DoL rules main barrier to ESG uptake, says LGIM America’s Head of US Stewardship

Litigation fear behind ESG inertia among US asset owners, Legal & General’s John Hoeppner tells RI

The single biggest obstacle to ESG uptake in the US is the Department of Labors’ (DoL) rules and interpretations, according to Legal & General Investment Management America’s Head of US Stewardship and Sustainable Investments, John Hoeppner.

He told RI: “When you take a huge step back and consider what is really holding the US market back, it is still just one singular thing: market sensitivity to the DoL —their interpretations, rulings on ESG integration and the ripple effect of litigation fear that causes investment committee inertia.”

Trump-era rules requiring workplace pension schemes to solely consider financial factors when selecting investment funds or voting proxies were introduced in January. Many in the sustainable investment industry saw those changes to the Employee Retirement Income Security Act (ERISA) – the rules that govern workplace pension funds, like 401k plans, and which are enforced by the DoL –  as a blatant attempt to prevent scheme fiduciaries from considering ESG factors. 

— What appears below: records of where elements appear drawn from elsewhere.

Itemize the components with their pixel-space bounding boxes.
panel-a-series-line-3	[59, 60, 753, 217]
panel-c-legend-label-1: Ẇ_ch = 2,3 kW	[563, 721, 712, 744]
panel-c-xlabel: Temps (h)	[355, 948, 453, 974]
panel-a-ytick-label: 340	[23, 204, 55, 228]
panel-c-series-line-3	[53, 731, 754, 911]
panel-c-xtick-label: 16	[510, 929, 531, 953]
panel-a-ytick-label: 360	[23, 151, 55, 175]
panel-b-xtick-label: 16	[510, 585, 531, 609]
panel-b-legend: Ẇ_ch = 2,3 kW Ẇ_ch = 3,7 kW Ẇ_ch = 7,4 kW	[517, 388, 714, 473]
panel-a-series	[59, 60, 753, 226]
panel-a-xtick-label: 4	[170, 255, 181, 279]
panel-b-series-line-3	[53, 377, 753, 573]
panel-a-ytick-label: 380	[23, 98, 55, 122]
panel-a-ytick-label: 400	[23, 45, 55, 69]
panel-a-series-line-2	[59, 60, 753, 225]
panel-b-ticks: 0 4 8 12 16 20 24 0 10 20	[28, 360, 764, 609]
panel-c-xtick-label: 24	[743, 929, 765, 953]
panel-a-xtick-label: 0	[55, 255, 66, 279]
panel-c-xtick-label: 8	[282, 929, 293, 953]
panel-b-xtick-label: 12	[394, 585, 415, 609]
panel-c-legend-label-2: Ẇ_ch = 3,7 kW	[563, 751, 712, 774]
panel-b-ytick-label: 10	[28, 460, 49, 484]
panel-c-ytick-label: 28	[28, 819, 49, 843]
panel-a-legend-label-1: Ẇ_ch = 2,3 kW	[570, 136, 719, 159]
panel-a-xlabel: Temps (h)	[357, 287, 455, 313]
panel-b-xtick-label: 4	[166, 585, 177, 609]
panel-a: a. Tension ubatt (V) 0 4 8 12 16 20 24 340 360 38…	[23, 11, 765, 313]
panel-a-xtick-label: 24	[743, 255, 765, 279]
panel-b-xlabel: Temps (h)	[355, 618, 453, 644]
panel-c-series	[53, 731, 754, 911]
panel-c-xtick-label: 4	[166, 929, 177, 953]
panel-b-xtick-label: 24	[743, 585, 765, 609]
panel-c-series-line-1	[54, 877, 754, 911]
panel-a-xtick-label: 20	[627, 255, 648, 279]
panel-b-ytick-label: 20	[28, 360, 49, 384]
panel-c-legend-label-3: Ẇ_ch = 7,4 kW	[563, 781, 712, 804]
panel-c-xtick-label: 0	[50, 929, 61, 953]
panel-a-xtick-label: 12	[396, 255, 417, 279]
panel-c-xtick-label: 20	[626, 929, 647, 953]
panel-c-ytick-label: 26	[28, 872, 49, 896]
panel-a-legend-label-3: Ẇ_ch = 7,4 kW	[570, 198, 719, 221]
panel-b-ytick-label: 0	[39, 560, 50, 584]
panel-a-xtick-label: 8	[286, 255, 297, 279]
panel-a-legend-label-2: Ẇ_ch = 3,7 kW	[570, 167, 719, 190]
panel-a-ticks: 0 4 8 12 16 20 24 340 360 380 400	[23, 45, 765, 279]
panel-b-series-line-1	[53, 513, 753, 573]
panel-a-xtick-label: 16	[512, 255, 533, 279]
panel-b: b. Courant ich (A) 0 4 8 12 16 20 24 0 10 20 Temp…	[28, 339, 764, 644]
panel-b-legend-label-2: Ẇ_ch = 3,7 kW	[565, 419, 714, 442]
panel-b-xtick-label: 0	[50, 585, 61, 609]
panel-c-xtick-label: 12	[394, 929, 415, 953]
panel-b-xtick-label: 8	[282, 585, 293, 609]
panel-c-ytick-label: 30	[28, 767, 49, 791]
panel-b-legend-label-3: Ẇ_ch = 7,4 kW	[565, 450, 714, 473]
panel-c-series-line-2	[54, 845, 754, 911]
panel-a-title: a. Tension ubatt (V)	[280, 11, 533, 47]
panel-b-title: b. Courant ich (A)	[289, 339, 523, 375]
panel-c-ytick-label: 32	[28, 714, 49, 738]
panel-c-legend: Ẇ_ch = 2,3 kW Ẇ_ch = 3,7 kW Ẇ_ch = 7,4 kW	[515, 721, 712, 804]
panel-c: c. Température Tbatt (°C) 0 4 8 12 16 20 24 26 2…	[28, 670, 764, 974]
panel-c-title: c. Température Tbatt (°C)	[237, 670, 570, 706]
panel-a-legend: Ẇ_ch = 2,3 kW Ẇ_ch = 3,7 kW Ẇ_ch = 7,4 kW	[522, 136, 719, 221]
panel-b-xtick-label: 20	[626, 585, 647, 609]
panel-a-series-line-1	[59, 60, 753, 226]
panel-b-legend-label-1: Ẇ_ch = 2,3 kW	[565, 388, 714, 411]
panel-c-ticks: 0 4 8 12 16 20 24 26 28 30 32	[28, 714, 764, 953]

The changes to ERISA took place just days before President Joe Biden took office, and, as many expected, the DoL announced in March that it would not enforce them until further guidance had been published.

Then in May, as part of his executive order on climate-related financial risks, Biden asked the DOL to “consider publishing”, by September, a proposal to “suspend, revise, or rescind” the controversial rules – a move welcomed by investors.  

There has been a marked shift in attitudes towards ESG and climate issues by the country’s federal financial regulators since Biden became President, and none more so than the US Securities and Exchange Commission (SEC).  

Much recent attention has been on the SEC’s plans to introduce what looks likely to be mandatory ESG disclosures for US companies  – which, it is hoped, will help direct capital towards more sustainable assets. 

Hoeppner, however, told RI that “US asset owners will remain cautious and only make modest ESG advances” until there is “greater comfort around fiduciary liability”.

Legal & General Investment Management America manages around $241bn on behalf of its clients, which includes US corporate pensions schemes.  

Last month, As You Sow published its Corporate 401(k) Sustainability Scorecard, assessing the sustainability credentials of Amazon and Comcast’s pension funds. The US-based shareholder advocacy group found both corporate giants to have investments in high emitters and controversial sectors, including private prisons, military weapons and tobacco – much of it through the Vanguard default funds. As You Sow plans to extend the scorecard to other S&P 500 companies and push them to adopt sustainable default options for their 401(k) plans, or ensure sustainable strategies are clearly offered to employees.